03 agosto 2013

¿Hay alguien ahí?

Parece un enorme jabalí herido. Por lo menos así es como aparece en el mapa esa gigantesca nación que es Rusia. Inmensa, incluso luego de la desmembración que produjo la disolución de la Unión Soviética. Es claro que en las cartas geográficas aparece aventajada en su tamaño (es una distorsión de la escala Mercator); pero, incluso así, no ha dejado de constituir el país más grande que hay en la tierra.

De tarde en tarde reviso las visitas que se hacen a este blog. Existe, entre las diferentes herramientas de edición, una que refleja un mapa político que incluye a todos los países del planeta. Estos adquieren un tono más intenso de verde, de acuerdo a las entradas que detecta el sistema. Su membrete dice “Público”. Nunca ha dejado de sorprenderme que no siempre son países de habla hispana donde me honran con sus lecturas. Para mi sorpresa, es ese enorme jabalí el que se destaca por su continua y perseverante presencia.

Sin embargo, nunca suelen dejarme comentarios esos lectores. He empezado a elucubrar que no lo hacen porque quizá no es el castellano su lengua materna. Esto me produce una cierta curiosidad: ¿quién puede estar interesado en leerme, en esas lejanías y con tan inusitada frecuencia? No quisiera pecar de candidez, pero intuyo que se trata, con probabilidad, de un grupo de lectores que se encuentran estudiando nuestro idioma y que han optado por utilizar el blog en forma aleatoria, para su uso y ocasional referencia… En todo caso, la sensación que experimento es la de quien entra en una habitación oscura y al creer que ha detectado un tenue y callado movimiento, opta por preguntar: ¿hay alguien ahí?

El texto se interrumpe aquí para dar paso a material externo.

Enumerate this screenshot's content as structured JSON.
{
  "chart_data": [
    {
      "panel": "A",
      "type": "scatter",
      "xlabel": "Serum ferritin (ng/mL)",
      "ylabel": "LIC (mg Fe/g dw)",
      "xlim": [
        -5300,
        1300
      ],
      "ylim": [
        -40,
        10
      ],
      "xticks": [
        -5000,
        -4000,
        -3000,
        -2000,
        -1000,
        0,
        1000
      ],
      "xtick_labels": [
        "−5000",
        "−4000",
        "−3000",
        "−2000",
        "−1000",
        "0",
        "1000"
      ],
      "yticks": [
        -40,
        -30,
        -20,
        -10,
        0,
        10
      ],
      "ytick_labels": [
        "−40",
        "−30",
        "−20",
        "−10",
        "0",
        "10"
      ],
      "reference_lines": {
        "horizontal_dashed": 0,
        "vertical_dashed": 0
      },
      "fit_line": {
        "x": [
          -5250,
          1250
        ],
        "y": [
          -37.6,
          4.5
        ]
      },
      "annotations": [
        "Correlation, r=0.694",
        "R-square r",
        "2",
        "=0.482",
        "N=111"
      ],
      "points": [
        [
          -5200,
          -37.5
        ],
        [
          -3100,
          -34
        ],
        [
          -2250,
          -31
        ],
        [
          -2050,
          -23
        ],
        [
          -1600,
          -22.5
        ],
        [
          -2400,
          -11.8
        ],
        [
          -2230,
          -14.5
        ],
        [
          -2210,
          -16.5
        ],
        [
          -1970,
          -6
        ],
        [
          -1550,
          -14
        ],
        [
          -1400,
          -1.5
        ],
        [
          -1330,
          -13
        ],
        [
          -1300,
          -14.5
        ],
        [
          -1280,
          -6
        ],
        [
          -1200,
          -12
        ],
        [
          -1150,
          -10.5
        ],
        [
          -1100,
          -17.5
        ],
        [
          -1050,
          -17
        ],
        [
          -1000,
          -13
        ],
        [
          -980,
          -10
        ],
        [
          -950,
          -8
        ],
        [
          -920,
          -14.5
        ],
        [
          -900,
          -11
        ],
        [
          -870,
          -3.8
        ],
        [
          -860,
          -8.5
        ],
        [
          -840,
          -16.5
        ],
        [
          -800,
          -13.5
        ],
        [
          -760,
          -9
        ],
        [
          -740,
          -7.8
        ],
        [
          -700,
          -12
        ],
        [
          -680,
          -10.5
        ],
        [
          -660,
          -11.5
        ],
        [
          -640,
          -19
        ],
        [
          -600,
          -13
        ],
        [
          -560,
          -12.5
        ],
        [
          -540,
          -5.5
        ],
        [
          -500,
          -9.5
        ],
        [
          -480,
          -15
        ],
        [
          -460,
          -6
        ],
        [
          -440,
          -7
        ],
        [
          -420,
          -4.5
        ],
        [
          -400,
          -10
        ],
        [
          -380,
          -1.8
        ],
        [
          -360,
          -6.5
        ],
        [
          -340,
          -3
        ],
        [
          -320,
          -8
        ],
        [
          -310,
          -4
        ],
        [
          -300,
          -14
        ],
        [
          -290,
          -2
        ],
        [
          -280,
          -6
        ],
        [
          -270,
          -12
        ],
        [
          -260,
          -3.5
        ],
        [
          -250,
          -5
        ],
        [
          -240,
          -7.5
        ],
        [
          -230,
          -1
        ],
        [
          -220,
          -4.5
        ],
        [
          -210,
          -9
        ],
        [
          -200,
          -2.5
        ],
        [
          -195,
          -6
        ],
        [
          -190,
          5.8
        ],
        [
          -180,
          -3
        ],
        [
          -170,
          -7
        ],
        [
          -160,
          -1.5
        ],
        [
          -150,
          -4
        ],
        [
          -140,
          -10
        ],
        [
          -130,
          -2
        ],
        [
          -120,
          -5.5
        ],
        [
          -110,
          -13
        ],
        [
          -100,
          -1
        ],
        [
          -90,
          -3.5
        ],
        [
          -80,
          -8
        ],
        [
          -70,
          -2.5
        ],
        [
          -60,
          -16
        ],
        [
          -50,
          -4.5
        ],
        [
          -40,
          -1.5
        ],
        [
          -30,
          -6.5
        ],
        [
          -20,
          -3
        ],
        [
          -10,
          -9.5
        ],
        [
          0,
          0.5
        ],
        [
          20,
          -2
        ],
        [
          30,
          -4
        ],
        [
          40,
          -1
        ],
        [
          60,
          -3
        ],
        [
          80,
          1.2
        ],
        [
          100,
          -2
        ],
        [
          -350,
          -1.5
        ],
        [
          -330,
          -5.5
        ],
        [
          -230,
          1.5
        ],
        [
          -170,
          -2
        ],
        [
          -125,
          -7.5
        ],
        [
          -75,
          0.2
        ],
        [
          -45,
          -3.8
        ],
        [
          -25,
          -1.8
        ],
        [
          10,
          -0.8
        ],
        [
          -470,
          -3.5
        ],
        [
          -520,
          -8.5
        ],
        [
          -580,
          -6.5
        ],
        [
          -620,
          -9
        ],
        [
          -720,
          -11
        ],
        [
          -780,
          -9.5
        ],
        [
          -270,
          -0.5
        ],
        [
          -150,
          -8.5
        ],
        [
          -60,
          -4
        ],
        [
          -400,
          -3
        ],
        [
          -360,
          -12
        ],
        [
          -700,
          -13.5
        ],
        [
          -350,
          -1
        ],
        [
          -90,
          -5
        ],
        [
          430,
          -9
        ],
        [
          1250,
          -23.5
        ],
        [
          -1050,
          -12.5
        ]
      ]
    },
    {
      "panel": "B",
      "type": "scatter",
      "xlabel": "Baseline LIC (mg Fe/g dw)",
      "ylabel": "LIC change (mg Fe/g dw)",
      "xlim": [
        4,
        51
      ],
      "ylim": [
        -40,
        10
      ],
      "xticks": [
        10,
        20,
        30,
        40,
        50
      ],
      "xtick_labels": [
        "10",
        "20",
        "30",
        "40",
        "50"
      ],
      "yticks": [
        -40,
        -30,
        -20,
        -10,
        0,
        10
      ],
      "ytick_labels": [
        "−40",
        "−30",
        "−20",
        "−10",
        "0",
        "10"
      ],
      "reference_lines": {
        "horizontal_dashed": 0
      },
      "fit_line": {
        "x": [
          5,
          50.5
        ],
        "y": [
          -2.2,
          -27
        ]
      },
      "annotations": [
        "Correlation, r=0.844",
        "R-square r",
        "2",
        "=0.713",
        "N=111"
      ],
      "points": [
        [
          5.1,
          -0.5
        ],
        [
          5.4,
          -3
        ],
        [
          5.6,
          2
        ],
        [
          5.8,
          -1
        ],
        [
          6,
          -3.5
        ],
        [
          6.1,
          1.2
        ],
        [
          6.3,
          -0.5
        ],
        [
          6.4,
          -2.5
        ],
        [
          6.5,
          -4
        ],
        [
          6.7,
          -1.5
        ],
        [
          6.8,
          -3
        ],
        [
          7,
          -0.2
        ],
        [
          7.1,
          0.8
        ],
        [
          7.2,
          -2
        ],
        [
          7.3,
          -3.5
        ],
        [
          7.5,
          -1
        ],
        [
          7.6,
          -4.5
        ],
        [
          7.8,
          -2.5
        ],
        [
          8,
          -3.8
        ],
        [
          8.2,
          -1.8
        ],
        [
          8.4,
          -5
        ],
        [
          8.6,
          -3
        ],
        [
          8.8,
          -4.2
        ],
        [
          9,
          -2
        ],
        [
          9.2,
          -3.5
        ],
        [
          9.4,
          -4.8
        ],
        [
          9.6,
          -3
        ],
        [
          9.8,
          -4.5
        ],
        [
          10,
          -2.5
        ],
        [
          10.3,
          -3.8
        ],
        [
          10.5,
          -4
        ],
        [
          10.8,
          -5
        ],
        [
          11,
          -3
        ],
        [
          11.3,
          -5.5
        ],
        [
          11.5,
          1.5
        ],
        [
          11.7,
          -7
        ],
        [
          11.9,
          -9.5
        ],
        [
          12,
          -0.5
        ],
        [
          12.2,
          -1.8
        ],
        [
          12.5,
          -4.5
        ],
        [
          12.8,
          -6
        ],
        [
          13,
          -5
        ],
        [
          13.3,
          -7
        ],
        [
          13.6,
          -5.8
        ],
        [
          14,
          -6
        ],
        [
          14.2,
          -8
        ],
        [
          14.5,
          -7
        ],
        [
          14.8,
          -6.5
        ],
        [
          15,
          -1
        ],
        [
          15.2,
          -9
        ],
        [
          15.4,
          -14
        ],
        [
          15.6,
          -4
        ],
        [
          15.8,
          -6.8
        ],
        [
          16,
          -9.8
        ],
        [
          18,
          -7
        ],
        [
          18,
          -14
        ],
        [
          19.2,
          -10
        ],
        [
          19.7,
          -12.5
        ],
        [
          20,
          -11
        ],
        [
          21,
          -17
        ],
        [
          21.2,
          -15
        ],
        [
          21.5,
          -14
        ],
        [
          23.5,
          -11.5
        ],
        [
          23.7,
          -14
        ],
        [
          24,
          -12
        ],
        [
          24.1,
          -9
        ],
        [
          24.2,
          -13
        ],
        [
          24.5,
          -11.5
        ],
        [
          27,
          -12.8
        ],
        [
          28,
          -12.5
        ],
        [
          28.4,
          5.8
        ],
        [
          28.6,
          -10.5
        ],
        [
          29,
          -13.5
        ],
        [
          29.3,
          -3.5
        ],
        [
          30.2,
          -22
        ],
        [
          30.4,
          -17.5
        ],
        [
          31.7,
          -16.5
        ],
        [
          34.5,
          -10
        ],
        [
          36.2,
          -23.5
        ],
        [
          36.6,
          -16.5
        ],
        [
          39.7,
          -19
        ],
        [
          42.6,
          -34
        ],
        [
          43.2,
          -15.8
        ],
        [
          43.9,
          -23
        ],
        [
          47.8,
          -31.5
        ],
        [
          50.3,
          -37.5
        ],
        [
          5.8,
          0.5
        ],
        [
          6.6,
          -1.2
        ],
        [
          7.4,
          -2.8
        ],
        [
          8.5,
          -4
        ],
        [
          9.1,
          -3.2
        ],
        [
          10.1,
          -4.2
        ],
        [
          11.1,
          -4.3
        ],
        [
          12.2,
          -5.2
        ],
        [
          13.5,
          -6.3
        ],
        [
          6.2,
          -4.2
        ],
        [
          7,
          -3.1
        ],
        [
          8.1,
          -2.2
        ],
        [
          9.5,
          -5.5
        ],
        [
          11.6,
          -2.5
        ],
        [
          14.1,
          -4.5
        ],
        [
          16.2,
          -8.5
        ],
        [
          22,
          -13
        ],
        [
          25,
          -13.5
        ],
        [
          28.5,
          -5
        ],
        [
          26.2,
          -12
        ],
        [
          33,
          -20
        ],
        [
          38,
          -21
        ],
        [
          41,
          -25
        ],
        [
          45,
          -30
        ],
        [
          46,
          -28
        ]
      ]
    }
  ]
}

Mas, nadie se mueve, ni tampoco contesta!

Rusia es uno de los pocos países que no he tenido oportunidad de conocer todavía. En los tiempos en que estuve basado en Shanghai realicé repetidos y frecuentes vuelos a Europa; en la mayoría de ellos, se sobrevolaba Rusia por largas horas, desde que dejábamos Mongolia y volábamos sobre al lago Baykal, hasta que cruzábamos sobre el Báltico en el nororiente de Europa. Se podía ver hacia meridión y desde el avión, a la hora de la penumbra, el resplandor inquieto de las luces moscovitas. Dejábamos Rusia luego de volar sobre San Petesburgo, esa ciudad que inclusive desde el cielo parece monumental. Aquel sobrevuelo era parte de la ruta y se había convertido en nuestra puerta de salida inalterable.

Sin embargo, si digo que nunca he estado en Rusia pecaría de inexactitud (las verdades, como dice Eduardo Mendoza, son siempre “casi verdades”). Sólo una vez, en un vuelo que realicé como pasajero en Singapore Airlines, entre Singapur y Houston, tuve la oportunidad de merodear, por alrededor de una hora, en la sala de tránsito del aeropuerto Sheremetyevo de la capital rusa. Pero, como ya ha comentado anteriormente, esas escalas abreviadas -igual que tales sobrevuelos- nunca cuentan a la hora de considerar todos esos episodios como sustento de nuestros reclamos, aquellos de que ya “hemos estado” en un país determinado. No solo que los terminales aéreos se han convertido en fríos centros comerciales carentes de personalidad, sino que no permiten -en tan corto tiempo- tener una percepción o un barrunto, por lo menos tangencial, del alma que tiene un pueblo.

No sé si algún día se me vuelva a presentar la oportunidad de ir a visitar Rusia. Por ahora, me llena de satisfacción el que uno de mis hijos tuvo el privilegio de conocer ese enigmático y sugerente país en días pasados. Y me llena de humilde complacencia saber que he ganado unos amigos silenciosos que me distinguen allí con sus visitas recurrentes y con sus lecturas asiduas.